At Axio, a US-based, early-stage company building an AI-enabled biologics services platform, Watrous owns the full commercial system end-to-end. “The environment is different, but the principles are the same,” he says. “You’re still diagnosing where value is created, aligning resources, and building a system that can scale.”
What the program gave him was the confidence to steer through uncertainty. “I sleep better at night because I know I’m doing what I need to do,” he says. “It’s not the fear of the unknown anymore. Now it’s: here’s the problem, here’s how I diagnose it, here’s how I act.”
The experience also sharpened his sense of sequencing, which is central to highly regulated industries like life sciences where adoption of new processes can be slower.
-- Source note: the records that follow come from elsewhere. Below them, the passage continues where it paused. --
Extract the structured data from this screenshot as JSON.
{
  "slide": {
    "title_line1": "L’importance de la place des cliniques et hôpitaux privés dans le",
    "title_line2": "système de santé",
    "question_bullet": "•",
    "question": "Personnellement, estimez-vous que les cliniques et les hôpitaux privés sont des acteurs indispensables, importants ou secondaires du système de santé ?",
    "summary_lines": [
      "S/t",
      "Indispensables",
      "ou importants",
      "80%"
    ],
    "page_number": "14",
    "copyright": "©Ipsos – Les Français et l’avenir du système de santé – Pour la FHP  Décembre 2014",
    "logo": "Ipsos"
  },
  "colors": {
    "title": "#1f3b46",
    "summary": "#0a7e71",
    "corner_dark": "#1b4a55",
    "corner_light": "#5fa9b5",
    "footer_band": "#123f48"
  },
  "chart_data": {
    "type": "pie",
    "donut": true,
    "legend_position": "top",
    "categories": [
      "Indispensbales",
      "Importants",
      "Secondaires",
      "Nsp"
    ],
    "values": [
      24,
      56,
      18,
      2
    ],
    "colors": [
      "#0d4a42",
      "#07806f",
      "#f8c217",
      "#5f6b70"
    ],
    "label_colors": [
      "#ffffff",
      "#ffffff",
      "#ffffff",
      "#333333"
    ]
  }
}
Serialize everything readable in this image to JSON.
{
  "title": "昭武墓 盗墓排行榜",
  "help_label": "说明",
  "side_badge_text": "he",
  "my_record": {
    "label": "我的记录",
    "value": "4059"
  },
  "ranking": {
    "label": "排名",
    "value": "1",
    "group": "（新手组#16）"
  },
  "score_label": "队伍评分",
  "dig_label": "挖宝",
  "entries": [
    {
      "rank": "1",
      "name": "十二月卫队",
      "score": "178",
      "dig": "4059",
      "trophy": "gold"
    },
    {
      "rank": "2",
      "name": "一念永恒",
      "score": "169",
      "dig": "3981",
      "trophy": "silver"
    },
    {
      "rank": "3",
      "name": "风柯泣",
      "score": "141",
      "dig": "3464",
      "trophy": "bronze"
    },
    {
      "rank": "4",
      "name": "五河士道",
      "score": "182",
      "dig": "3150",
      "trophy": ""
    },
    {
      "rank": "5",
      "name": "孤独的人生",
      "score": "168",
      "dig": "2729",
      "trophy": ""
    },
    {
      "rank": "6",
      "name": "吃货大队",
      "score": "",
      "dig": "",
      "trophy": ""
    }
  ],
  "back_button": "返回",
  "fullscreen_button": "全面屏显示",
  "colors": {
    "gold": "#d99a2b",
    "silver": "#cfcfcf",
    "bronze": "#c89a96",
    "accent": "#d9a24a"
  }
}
Instead of trying to change everything at once, Watrous homes in on the small number of areas that will deliver the greatest impact first.
The confidence also came from the cohort itself. Watrous stays in regular contact with several classmates and has shared his interview deck with others preparing for CRO roles. When he started presenting to his company’s board, he reached out to a cohort member with board experience. “I sent him my deck and asked for fifteen minutes of feedback,” he says. “That was invaluable.”
For Watrous, the CRO program also addressed the isolation of senior commercial leadership. “There’s only one of me in my day job,” he says. “To have a safe space to talk to peers is incredibly rare.”
“Nobody knows everything, and the CRO role demands a broad, holistic understanding of revenue leadership,” Watrous says. “The biggest impact was confidence—being able to assess myself against a peer group in a noncompetitive environment. That was transformational.”